The Happening (1967)

Posted on the 16 August 2014 by Thehollywoodrevue

After an all-night party they had been attending is broken up, hippies Sandy (Faye Dunaway), Sureshot (Michael Parks), Taurus (George Maharis), and Herby (Robert Walker, Jr.) head off on a boat looking for adventure. Along the way, they stop to play soldiers with some kids they see and in the excitement, they all run into the home of former mafia kingpin turned legitimate businessman Roc Delmonaco (Anthony Quinn). When Roc wakes up to all the commotion, he fears some of his old enemies have come to kidnap his children and insists they take him instead.  The hippies figure, hey why not, and decide to hold Roc hostage.
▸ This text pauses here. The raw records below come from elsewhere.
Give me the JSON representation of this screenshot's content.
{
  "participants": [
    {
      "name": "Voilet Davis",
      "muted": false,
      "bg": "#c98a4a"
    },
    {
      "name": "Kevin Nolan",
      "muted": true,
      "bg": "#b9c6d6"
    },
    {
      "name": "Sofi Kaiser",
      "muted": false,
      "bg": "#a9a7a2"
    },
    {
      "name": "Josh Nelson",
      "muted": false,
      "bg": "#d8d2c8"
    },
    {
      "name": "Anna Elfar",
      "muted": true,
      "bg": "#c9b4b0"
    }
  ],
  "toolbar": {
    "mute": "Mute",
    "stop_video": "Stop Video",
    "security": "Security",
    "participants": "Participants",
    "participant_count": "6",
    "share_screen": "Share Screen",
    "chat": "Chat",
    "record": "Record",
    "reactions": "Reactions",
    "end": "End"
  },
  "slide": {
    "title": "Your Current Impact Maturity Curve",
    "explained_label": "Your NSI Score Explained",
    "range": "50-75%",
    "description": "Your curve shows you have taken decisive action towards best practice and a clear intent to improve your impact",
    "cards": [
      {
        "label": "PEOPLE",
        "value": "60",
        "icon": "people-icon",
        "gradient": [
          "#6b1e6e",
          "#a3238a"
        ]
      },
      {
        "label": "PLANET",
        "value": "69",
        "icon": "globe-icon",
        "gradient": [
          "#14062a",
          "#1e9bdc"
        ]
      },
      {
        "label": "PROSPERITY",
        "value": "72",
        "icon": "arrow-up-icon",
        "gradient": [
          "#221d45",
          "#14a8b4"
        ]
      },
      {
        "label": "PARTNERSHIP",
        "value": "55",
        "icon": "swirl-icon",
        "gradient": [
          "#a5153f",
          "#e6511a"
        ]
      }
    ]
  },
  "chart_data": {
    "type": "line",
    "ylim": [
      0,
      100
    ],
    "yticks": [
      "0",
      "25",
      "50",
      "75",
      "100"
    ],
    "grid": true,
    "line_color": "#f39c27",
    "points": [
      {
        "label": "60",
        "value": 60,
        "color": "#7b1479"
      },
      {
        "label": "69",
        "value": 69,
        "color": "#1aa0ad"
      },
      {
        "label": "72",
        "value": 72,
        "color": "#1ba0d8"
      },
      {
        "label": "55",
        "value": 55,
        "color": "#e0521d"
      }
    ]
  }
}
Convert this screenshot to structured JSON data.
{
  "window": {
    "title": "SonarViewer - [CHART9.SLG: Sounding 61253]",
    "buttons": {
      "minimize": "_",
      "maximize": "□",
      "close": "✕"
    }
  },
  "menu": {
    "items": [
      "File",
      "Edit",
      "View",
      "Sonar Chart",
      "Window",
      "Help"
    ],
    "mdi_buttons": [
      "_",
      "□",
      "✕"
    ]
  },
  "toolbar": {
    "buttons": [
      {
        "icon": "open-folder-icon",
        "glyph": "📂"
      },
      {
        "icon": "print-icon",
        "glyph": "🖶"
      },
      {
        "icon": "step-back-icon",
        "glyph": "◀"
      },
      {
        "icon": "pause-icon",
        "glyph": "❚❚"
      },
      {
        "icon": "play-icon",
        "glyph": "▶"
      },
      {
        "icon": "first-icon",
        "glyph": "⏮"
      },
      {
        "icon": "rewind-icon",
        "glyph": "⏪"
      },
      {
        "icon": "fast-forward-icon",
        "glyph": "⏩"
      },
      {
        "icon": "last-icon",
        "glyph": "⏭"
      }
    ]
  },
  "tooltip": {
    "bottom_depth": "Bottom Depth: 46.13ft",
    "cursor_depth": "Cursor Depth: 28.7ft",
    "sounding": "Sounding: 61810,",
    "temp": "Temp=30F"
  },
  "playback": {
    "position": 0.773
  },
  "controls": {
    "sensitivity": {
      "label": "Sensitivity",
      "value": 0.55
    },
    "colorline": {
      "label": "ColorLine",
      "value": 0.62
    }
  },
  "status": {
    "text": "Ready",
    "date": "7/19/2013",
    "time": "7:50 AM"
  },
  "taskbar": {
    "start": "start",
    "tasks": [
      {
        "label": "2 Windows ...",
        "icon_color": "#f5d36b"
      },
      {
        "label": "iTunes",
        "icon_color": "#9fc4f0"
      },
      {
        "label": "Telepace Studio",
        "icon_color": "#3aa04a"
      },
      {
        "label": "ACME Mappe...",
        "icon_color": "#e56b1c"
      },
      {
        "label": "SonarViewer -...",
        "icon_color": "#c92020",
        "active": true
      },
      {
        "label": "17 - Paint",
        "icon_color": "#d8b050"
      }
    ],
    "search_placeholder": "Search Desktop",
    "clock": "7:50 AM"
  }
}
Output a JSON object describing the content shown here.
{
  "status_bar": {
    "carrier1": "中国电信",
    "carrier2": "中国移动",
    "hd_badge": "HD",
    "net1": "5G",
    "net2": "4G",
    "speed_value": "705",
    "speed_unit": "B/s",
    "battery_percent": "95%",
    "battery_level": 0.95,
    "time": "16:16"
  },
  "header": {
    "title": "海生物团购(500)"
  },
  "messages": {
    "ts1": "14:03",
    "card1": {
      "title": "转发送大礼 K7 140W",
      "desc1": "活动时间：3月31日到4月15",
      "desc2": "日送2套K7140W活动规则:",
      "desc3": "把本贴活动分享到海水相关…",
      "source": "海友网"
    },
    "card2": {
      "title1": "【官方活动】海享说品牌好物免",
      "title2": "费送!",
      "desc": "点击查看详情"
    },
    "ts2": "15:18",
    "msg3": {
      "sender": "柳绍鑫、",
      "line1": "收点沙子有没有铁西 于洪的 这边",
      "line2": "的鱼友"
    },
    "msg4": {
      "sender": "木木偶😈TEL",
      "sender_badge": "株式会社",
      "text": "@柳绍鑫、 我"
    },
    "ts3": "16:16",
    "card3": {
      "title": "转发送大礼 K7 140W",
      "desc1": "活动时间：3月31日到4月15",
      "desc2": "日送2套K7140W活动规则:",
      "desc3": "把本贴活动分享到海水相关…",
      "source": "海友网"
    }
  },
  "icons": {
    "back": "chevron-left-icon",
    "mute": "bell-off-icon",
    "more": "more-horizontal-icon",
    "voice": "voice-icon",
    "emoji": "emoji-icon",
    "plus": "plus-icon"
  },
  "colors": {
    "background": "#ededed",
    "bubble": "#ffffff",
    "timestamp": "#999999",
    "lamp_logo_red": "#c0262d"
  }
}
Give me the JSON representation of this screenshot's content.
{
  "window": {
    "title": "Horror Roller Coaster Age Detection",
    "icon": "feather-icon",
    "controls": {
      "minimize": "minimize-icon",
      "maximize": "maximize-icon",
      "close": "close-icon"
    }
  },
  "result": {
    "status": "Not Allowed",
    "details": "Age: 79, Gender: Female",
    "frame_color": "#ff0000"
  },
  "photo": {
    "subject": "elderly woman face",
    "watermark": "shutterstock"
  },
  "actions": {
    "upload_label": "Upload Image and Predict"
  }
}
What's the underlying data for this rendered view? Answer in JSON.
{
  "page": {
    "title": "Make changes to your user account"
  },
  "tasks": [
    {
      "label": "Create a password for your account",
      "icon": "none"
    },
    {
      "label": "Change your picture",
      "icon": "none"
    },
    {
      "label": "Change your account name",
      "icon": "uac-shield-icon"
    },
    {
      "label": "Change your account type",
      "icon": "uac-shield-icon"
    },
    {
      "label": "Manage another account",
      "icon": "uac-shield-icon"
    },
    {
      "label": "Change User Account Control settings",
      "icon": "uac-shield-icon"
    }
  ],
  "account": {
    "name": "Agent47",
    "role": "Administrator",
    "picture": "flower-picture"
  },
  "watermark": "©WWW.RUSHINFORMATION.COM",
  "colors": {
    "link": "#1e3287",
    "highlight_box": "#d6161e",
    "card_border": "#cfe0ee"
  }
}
But there’s one little problem the hippies never considered — nobody wants to pay the $200,000 ransom they’re demanding. Roc tries getting the money from his wife Monica (Martha Hyer), his business partner Fred (Milton Berle), his old mob cohort Sam (Oskar Homolka), even his mother, but nobody is willing to come up with the money. Angry that his dearest friends won’t pay his ransom, he decides to kidnap himself and blackmails his wife, friends, and mother into giving him $3,000,000. Roc takes control of the whole gang and teaches them everything they need to know to have a successful life of crime.

The Happening is only really noteworthy for two reasons: being Faye Dunaway’s first film and for its theme song by The Supremes.  This is the sort of movie where I saw the description “A kidnapped gangster joins forces with the hippies who abducted him,” saw that the cast included Faye Dunaway, Anthony Quinn, and Milton Berle, and decided I needed to see this movie just because it sounded so insane. Pretty much the only reason to watch The Happening is just for the pure ridiculousness of it all. Definitely don’t watch it for the plot; it’s an hour-long story that got dragged out to an hour and 40 minutes. It might be tempting to watch it for the cast, but it will just leave you thinking that everybody in this movie deserves so much better. (And I’ve really got to hand it to Faye Dunaway because she made The Happening very shortly before doing Bonnie and Clyde and The Thomas Crown Affair. Faye knows how to upgrade fast.) But at least it has a good theme song, I’ll give it that.